Scarsdale Equities, LLC will advise the Company with respect to our business plan, strategy, debt or equity securities offerings, financial transactions, merger and acquisition services, as appropriate, and review of our presentation and marketing materials as they relate to the investment community.
As compensation for entering into the Agreement, the Company will issue common Stock purchase warrants exercisable to purchase two million (2,000,000) shares of common stock of the Company at $.40 per share. The warrants will be exercisable for seven years from the date of issuance and contain cashless exercise provisions. The warrants are broken down into two holders as follows:
1.
N. Scott Fine, a registered principal with Scarsdale Equities, LLC will hold a warrant exercisable to purchase 1,400,000 share of common stock of the Company at $.40 per share. The Warrant is exercisable for seven years from the date of issuance and contains cashless exercise provisions.
2.
Scarsdale Equities, LLC will hold the other warrant exercisable to purchase 600,000 shares of common stock of the Company at $.40 per share. The Warrant is exercisable for seven years from the date of issuance and contains cashless exercise provisions.
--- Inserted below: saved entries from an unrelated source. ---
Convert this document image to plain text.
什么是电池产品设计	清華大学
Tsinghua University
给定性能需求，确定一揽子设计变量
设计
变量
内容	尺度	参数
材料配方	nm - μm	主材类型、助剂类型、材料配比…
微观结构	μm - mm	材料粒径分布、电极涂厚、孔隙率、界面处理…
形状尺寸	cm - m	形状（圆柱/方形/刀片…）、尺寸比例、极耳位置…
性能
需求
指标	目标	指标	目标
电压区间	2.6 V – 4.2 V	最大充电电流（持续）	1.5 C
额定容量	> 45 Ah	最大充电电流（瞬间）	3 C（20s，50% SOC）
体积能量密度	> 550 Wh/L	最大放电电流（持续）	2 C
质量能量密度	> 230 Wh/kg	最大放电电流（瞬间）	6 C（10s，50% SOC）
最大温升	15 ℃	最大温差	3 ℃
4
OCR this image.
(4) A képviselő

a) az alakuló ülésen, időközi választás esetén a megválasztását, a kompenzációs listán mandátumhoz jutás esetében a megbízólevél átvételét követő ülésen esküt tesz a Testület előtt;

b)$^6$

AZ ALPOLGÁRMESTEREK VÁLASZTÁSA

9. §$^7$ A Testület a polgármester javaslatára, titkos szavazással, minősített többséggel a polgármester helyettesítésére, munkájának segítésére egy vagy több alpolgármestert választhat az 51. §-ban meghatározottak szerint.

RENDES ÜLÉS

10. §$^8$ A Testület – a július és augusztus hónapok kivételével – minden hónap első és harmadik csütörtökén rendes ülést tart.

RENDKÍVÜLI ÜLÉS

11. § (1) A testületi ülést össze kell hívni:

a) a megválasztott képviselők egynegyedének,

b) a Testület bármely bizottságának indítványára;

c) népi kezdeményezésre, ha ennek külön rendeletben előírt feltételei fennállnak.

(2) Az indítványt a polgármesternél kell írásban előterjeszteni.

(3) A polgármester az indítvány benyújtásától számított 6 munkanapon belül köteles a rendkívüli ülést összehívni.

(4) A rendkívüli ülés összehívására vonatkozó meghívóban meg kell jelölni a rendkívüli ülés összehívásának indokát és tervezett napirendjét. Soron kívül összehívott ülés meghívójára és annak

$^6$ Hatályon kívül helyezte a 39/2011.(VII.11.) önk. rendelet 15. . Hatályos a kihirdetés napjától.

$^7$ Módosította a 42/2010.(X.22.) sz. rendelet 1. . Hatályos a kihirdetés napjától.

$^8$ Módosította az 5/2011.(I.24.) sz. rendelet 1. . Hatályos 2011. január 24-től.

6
ITEM 3.02UNREGISTERED SALE OF EQUITY SECURITIES:
The Warrants issued to N. Scott Fine and Scarsdale Equities, LLC were not registered under the Securities Act of 1933, as amended (the "Securities Act") at the time of issuance, and therefore may not be offered or sold in the United States absent registration or an applicable exemption from registration requirements. For these issuances, the Company relied on the exemption from federal registration under Section 4(2) of the Securities Act and/or Rule 506 promulgated thereunder, based on the Company's belief that the offer and sale of the warrants did not involve a public offering as each person/company was "accredited" and no general solicitation has been involved.
The disclosures set forth under Item 1.01 of this Current Report are incorporated by reference under this Item 3.02.
ITEM 9.01 FINANCIAL STATEMENTS AND EXHIBITS
10.01 Consulting Agreement
10.02 Warrant to Purchase Common Stock issued to N. Scott Fine
10.03 Warrant to Purchase Common Stock issued to Scarsdale Equities, LLC.
SIGNATURES
Pursuant to the requirements of The Securities Exchange Act of 1934, the registrant has duly
caused this report to be signed on its behalf by the undersigned hereto duly authorized.
Date: November 8, 2007
Famous Uncle Al’s Hot Dogs & Grille, Inc.